Of course, when I did see someone I knew, it was hard letting them go on to the next house because I couldn’t stop running my mouth hahaha!!

Unfortunately, I’m not able to do this anymore because my grandmother is in a nursing home suffering from dementia. Oh how I miss it! For the past few years, Halloween has been sad because of my grandmother but what gets me through the day is thinking about how much fun we had every year.

I guess now it’s time to come up with another tradition to start doing every year on Halloween.

What are some of your Halloween traditions? Do you still do them?

Whatever they are, please be safe but have fun! Try not to get spooked!

Happy Halloween!

Five More Minutes

Alamo, TN- First of all, I want to apologize for not writing since March. I’ve been going through some personal issues and I had lost inspiration. But I’m back and better than ever!

Do you ever wish you had five more minutes with a loved one that had passed? Maybe you want to tell them something important that you didn’t get the chance to tell them before they passed. Maybe you want to tell them something that’s going on in your life. Or maybe you just simply want to tell them that you love them.

I’m going through this exact thing right now and have been for seventeen years. One person that was like family to me passed and I never got the chance to say good bye. I never got to tell her everything that I wanted to tell her. Things that have gone on in my life and will go on in the future.

October 22nd, 2001- It was the day after my 15th birthday. It had already been a rough year with 9/11 and the passing of another good friend of mine earlier that year. I was on the bus coming home from school. I rode the CDC bus because it had a wheelchair lift and I needed a way to and from school because my mother worked so I didn’t have a way.

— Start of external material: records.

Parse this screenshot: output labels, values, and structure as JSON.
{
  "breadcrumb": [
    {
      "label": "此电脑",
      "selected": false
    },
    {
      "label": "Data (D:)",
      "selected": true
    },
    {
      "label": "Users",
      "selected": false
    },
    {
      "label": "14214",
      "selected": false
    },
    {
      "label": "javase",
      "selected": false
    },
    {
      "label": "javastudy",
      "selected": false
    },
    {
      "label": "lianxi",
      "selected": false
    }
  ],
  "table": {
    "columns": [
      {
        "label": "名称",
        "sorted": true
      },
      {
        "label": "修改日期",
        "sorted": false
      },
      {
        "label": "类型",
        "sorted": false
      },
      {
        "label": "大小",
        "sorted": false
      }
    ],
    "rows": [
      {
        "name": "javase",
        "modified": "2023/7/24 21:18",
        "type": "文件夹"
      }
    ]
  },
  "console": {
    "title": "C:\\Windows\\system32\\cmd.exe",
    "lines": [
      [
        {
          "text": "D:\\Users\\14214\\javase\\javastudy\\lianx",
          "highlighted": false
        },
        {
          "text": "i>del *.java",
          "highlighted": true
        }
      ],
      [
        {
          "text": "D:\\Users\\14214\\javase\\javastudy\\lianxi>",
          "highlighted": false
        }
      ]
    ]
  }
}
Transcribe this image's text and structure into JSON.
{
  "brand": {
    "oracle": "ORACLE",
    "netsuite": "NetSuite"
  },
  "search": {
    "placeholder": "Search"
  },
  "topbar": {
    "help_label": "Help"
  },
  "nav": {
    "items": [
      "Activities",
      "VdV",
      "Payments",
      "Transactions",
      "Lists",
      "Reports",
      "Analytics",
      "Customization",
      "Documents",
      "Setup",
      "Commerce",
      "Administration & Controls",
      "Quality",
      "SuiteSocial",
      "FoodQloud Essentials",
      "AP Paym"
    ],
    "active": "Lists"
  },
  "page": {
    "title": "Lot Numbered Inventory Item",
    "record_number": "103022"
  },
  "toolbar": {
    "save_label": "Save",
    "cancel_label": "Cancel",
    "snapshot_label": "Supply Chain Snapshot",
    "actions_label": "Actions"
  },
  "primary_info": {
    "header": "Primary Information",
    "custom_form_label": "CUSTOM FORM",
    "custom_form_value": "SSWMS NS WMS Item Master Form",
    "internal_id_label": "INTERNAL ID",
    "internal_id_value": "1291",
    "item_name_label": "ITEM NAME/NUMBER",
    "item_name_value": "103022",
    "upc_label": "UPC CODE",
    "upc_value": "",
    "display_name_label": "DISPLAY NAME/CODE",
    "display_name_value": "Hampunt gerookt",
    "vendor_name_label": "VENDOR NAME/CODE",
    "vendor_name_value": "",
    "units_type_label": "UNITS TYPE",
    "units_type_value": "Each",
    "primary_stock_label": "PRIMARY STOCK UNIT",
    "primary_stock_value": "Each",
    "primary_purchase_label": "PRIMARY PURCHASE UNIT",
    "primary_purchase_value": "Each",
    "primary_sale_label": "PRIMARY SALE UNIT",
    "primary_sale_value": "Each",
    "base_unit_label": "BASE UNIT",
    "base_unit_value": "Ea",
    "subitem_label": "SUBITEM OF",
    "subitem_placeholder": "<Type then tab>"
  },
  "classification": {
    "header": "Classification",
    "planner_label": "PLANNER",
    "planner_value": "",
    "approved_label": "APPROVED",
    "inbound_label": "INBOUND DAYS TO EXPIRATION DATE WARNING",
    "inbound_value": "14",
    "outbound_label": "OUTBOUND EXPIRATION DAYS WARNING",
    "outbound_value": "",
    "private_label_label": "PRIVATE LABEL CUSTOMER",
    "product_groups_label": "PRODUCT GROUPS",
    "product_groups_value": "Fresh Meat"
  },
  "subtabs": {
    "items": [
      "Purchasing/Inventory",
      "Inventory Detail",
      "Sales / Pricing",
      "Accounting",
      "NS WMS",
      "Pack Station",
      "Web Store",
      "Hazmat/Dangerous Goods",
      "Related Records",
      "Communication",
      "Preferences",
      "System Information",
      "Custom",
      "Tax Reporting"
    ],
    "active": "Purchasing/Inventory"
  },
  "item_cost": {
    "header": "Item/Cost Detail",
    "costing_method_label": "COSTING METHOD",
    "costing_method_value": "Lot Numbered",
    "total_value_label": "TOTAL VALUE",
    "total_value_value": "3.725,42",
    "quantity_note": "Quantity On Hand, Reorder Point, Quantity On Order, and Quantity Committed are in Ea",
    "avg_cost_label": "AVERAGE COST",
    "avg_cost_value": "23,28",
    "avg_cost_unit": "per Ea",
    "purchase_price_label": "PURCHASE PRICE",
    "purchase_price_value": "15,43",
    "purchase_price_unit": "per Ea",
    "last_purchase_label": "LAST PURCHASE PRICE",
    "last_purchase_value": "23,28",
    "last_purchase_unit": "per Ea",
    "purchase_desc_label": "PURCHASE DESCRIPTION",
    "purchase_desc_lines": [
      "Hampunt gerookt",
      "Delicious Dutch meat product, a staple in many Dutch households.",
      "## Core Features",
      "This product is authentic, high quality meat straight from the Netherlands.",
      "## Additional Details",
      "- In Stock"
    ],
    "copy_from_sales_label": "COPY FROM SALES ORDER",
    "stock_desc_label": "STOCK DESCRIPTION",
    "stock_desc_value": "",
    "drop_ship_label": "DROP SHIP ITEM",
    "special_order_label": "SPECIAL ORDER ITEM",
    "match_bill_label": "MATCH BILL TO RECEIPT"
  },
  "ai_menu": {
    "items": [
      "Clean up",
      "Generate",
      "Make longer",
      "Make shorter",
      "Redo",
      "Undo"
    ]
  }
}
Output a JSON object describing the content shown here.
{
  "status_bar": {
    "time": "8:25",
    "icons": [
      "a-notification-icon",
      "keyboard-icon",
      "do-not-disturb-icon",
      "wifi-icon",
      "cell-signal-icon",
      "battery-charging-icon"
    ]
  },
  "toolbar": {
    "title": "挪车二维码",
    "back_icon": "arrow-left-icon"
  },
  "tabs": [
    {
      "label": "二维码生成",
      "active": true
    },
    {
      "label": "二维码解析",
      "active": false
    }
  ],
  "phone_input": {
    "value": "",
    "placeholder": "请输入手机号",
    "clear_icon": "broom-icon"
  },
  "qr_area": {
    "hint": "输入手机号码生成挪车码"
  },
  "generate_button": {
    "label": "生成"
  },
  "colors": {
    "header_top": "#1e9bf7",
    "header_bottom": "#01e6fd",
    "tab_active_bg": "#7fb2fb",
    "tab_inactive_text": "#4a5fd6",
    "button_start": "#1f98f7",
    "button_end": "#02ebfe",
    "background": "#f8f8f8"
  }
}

Anyway, the bus driver would always take me home first then take the other passengers home. We had a substitute driver because our original driver was out tending to her troubled grandson. The lady dropped me off and as I was getting off the bus, I told my best friend at the time that I would talk to her later that evening when she got home.

Never did I think my worst nightmare was about to happen.

I got off the bus, went inside the house and started my normal after school routine (snack, tv and then home work). A few minutes later, my phone rang and it was my grandmother. She was crying and kept asking me if I was okay. She had heard that a school bus had crashed about five minutes away from my house and she heard that it was mine.

Seriously? How many times do we hear of a school bus crashing? More times than not.

I assured her that I was fine and told her to stay calm because it might have been another bus.

After a few minutes, I hung up with her, and not even fifteen minutes later, my phone rang again. It was my sister. She asked me if I was okay because someone had come into the bank that she worked at and said there was a horrible accident. They had indeed confirmed that it was my bus. To make matters worse, rumors were going around that my friend had been pronounced dead at the scene.

PANIC MODE!!

Long story short, later that evening, I was watching the news and it was the top story and the woman doing the story said that my friend had indeed been pronounced dead at the scene. My heart just stopped. I couldn’t believe that I had just seen her and then she was gone five minutes later. I thought it was a bad dream.

I still to this day wonder if I’m gonna wake up any minute and it all be a bad dream.

I think about her all the time and I know she’s in Heaven looking down at me. I know she’s always with me and I know without a doubt that she’s proud of me. However, there are so many things that I wish I could tell her and talk to her about because I know she would understand. I wish I could turn back the hands of time and have just five more minutes with her.

Appreciate EVERY minute you have with your loved ones. You never know when it could be your last time seeing them. Make sure you tell them you love them and appreciate them. Make sure you spend as much time with them as possible and talk to them as much as possible. If you don’t, you’ll be like me and wish you had five more minutes with them.